I Can’t Think Of a Title! Stop Pressuring Me!

by pjmcbride

AT CVS:

Display captioned, “Fun! Festive! Fabulous!” The products so designated? Cotton swabs and adult diapers.

It is St Patrick’s Day. I am only 25% Irish, but I am 100% drunk. (Disclaimer: Ancestry claims have not been confirmed by any genetic-testing kit.)

AT MCDONALDS:

…on St Joe (slogan: 50’s Furniture, 70’s Colors, 80’s Music–Boomer Medley!)…Adult trying to explain to a child how Snoopy can also be Joe Cool. Kind of like explaining how Jesus can be both fully God and fully man.

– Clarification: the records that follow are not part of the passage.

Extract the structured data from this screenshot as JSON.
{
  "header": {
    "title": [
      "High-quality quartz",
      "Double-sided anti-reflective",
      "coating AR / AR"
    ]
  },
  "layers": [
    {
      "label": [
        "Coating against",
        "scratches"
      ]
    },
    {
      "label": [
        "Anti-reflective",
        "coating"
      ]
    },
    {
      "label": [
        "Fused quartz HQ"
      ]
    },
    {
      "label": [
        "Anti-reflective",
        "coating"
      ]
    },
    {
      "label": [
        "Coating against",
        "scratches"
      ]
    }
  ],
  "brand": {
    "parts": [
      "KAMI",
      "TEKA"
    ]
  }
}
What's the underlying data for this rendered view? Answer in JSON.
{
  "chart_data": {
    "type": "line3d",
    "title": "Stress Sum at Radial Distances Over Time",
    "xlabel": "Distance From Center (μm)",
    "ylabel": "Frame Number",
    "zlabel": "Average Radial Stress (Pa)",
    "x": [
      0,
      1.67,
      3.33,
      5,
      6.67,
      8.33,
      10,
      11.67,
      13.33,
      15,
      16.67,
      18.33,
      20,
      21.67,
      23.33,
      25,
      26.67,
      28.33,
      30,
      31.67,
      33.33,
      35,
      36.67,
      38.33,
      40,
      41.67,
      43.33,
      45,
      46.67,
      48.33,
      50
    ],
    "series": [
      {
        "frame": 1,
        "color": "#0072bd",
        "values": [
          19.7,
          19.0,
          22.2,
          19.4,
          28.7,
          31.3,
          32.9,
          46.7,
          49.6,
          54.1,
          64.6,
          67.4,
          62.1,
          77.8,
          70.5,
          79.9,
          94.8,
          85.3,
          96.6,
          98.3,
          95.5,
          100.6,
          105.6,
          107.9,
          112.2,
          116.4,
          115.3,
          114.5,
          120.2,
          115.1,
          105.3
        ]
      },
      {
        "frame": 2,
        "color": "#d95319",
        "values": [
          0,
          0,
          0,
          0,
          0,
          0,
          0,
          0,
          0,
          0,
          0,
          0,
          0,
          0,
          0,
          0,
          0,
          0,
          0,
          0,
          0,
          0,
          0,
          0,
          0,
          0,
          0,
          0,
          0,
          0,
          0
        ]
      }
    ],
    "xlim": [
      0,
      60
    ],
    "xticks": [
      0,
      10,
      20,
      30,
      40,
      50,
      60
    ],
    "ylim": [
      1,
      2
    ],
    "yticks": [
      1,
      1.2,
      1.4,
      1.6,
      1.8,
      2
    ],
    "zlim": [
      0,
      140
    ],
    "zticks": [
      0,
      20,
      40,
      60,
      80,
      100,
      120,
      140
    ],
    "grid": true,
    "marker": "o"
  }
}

THIS SPACE UNINTENTIONALLY LEFT BLANK BECAUSE I DON’T KNOW HOW TO MAKE THE CURSOR GO UP.

 

Spellcheck keeps telling me McDonald’s is not a word. I don’t know how to deal with this.

BESTIAL NEWS

Nick will soon be the proud sire of his first female cub. (You can tell because the egg is smaller, since there doesn’t need to be room for the tiny wings.) I have the feeling that she will someday say, “Well, I grew up with 2 older brothers…” as an explanation for whatever kind of person she turns out to be.

ADVANCE NOTICE

I will most likely be live-blogging the doing of my taxes, since I anticipate they will be the most difficult of my lifetime, unless I someday become famous and have to reconcile my newfound riches with my Social Security. HELP ME, PLEASE!

…And now it turns out that an 18-year-old pervert has been taking pictures of females using the restroom at the Walgreen’s on St Joe. I have the feeling that, if I saw a cell phone appear under the wall of the stall, I would lose my temper and grab it.